7. The adhesive welding strip method according to any one of claims 4 to 6, wherein the adhesive welding strip apparatus further comprises a pressing block provided with an avoidance area;

the adhesive welding strip method comprises the following steps: after the first battery piece is placed, transferring the pressing block to the second surface of the first battery piece, so that the glue point on the second surface is located in the avoiding area;

after the second battery piece is placed, the other pressing block is transferred to the second surface of the second battery piece, so that the glue point on the second surface is located in the avoidance area.

8. The method according to claim 7, wherein the pressing block includes a pressing body and a plurality of elastic pressing portions provided on the pressing body, the avoiding areas being provided between the elastic pressing portions;

the adhesive welding strip method comprises the following steps: transferring the pressing block to the second surface of the first battery piece, so that the glue point on the second surface is positioned between the elastic pressing parts; the elastic pressing part presses the second welding strip or/and the first battery piece;

transferring the other pressing block to the second surface of the second battery piece, so that the glue point on the second surface is positioned between the elastic pressing parts; and the elastic pressing part presses the welding strip or/and the second battery piece.

9. The method of bonding adhesive tape according to claim 8, wherein a first magnetic member is provided on the pressing body, and a second magnetic member corresponding to the first magnetic member is provided on the base plate;

the adhesive welding strip method comprises the following steps: and when the pressing block is transferred to the second surface of the first battery piece or the second battery piece, the pressing block is magnetically connected with the bottom plate.

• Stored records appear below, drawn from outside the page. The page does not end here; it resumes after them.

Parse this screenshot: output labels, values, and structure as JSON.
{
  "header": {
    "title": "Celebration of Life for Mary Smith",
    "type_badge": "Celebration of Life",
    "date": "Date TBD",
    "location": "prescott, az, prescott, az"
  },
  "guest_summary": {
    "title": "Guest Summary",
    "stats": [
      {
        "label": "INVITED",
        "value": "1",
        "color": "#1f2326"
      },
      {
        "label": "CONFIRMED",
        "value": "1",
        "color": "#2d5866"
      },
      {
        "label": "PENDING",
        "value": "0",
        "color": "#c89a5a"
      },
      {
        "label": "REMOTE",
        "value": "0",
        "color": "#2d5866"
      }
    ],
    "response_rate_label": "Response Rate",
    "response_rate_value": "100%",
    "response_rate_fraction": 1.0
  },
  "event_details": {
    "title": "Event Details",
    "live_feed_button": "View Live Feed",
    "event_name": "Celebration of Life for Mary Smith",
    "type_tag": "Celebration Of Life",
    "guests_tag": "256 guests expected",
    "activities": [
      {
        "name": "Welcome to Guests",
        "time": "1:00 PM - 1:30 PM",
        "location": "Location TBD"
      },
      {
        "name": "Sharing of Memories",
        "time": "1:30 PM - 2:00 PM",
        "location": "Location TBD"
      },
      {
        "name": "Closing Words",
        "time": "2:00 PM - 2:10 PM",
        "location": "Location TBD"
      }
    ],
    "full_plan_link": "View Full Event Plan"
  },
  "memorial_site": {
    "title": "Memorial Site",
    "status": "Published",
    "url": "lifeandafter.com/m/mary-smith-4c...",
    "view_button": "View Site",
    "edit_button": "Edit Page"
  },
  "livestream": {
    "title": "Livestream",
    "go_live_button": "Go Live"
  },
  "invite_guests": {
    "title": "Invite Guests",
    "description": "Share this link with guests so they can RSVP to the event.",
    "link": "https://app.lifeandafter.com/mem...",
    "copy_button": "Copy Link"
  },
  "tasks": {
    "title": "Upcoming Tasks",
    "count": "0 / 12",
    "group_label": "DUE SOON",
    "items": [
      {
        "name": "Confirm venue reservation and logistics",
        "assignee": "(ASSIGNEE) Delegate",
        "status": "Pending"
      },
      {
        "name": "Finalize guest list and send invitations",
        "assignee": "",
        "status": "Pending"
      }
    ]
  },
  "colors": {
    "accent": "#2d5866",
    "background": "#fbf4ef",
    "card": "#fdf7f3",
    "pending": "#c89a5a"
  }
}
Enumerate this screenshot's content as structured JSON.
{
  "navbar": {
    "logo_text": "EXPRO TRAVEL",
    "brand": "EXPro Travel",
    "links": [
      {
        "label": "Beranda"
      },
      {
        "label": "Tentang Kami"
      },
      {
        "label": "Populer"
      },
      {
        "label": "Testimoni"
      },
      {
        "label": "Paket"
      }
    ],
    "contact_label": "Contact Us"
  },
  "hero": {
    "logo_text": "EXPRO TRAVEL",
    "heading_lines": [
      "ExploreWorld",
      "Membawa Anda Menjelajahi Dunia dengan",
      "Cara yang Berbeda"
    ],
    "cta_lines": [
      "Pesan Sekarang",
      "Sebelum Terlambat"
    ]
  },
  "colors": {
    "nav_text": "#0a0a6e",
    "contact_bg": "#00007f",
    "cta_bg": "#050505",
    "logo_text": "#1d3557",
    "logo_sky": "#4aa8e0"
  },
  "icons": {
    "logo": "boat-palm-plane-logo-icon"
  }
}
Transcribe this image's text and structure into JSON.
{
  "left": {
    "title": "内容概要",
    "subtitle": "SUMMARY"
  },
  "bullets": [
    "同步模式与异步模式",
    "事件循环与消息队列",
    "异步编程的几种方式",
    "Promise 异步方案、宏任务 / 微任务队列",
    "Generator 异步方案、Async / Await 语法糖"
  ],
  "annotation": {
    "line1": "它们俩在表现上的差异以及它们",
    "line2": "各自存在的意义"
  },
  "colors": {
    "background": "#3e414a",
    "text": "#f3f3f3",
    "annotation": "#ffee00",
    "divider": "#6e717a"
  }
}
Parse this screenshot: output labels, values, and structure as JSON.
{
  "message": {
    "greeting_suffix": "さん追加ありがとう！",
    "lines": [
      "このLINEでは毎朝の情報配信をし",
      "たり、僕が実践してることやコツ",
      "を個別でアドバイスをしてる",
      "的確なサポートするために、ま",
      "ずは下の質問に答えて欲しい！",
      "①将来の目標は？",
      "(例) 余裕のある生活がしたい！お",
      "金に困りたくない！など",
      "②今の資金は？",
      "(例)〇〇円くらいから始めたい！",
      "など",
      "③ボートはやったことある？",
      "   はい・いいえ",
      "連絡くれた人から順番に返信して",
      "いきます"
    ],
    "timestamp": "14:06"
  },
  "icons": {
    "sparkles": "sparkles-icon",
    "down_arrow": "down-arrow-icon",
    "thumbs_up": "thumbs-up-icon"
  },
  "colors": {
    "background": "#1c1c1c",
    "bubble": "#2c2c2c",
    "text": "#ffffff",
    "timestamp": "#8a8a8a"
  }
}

10. The adhesive bonding tape method according to claim 8, wherein the pressing body is fixed by a lifting device and the pressing body is located above the conveyor belt;

the adhesive welding strip method comprises the following steps:

after the second welding strip is placed, the lifting device controls the pressing main body to descend, so that the elastic pressing part presses the second welding strip, and then the lifting device controls the pressing main body to ascend;

after the third welding strip is placed, the lifting device controls the pressing body to descend, the elastic pressing part presses the third welding strip, and then the lifting device controls the pressing body to ascend.

11. The method of bonding adhesive tape according to any one of claims 4 to 6, wherein the solidifying means is a heating means, the base plate has a preheating zone, a solidifying zone, and a cooling zone, and the heating means is provided in each of the preheating zone, the solidifying zone, and the cooling zone;

the adhesive welding strip method comprises the following steps: firstly, placing the battery piece in the preheating area, then conveying the battery piece to the solidifying area for solidifying the glue points, and then conveying the battery piece to the cooling area for gradually cooling the battery piece; wherein the heating temperature of the heating device at the preheating zone is lower than the curing temperature of the glue sites; the heating temperature of the heating device at the curing area is the curing temperature of the glue sites; the heating temperature of the heating device at the cooling area is lower than the solidification temperature of the glue sites.